The remaining question is whether Christians should seek to convert deeply committed Buddhists. If the method employed is respectful conversation in which the Christian is as eager to learn as to teach, I say, Yes. But “convert” should not mean that the Christian tries to get one who lives out of the legacy of Buddhist wisdom to abandon that wisdom. The only form of Christianity to which one might rightly try to convert a serious Buddhist, from the point of view of process theology, is a Christianity that has itself been transformed by the incorporation of Buddhist wisdom. I do believe that in Buddhist-Christian dialogue, Buddhists should try to dissuade Christians from those aspects of their teaching and practice that Buddhists see to be objectionable and should try to teach them aspects of their wisdom that that Christians lack. Similarly Christians should engage in serious criticism of Buddhism and emphasize what we find in our heritage that seems to be missing in Buddhism. In this sense the best dialogue is one in which Christians and Buddhists aim to change one another as well as to be changed by one another. Whether the changes sought amount to “conversion” is another question. In rare instances a Christian participant in dialogue may shift personal identity to Buddhism and vice versa. But the success of a mission expressed in dialogue is certainly not measured by such shifts.
I have moved from the general to the specific. To answer questions about cross-cultural missions, one must do so. Most old-line denominations have renounced missions to Jews. Their missions in Islamic countries do not aim at converting individual Muslims to Christianity. They are adopting a hands-off policy with respect to China. In India they are adapting to the government’s opposition to proselytizing. Most process theologians would agree with these decisions.
On the other hand, cross-cultural missionaries are active in Africa. Much of Africa is now either primarily Muslim or primarily Christian. The role of missionaries today is rarely the preaching of the gospel to those who remain committed to indigenous traditions, although missions as a whole continue to support this activity. Is this to be affirmed or opposed?

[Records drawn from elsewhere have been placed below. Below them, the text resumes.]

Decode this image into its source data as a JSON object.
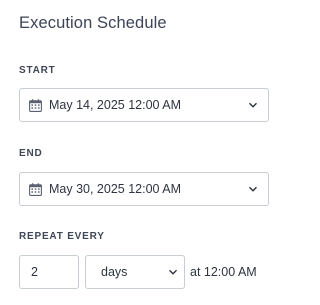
{
  "title": "Execution Schedule",
  "start": {
    "label": "START",
    "value": "May 14, 2025 12:00 AM",
    "icon": "calendar-icon"
  },
  "end": {
    "label": "END",
    "value": "May 30, 2025 12:00 AM",
    "icon": "calendar-icon"
  },
  "repeat": {
    "label": "REPEAT EVERY",
    "interval": "2",
    "unit": "days",
    "time_text": "at 12:00 AM"
  },
  "colors": {
    "text": "#2f3441",
    "border": "#c8ccd3",
    "title": "#3c4456"
  }
}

Perhaps we should ask retrospectively has the Christianization of much of Africa been a good thing from the point of view of process theology? That is a hard question. In my judgment, given the far greater appreciation we now have for the values of traditional African culture and religion, the overall impact of the West on Africa has been negative. We Westerners have much, much indeed, of which to repent. But given the terrible economic and political impact of Western colonialism, we may judge that Christian missions, with all their faults, have been a force more for helping the African people than for dehumanizing them. This is not the place to defend this thesis.
Today, if missions have a role, and I think they do, it is to work with the people of Africa, Christian and others, to find a way to respond to the continuing destructive pressures, especially economic, that are still wreaking havoc. This is a very complex task that must draw on traditional African wisdom, but also on the Bible and modern European thought including scientific thought. There is no way back to what may well have been a far happier Africa before the impact of modern Europeans. As long a Africans want Western Christians to work with them, we have a profound responsibility to respond. It is my belief that an indigenized gospel is now and can continue to be a creative power in Africa.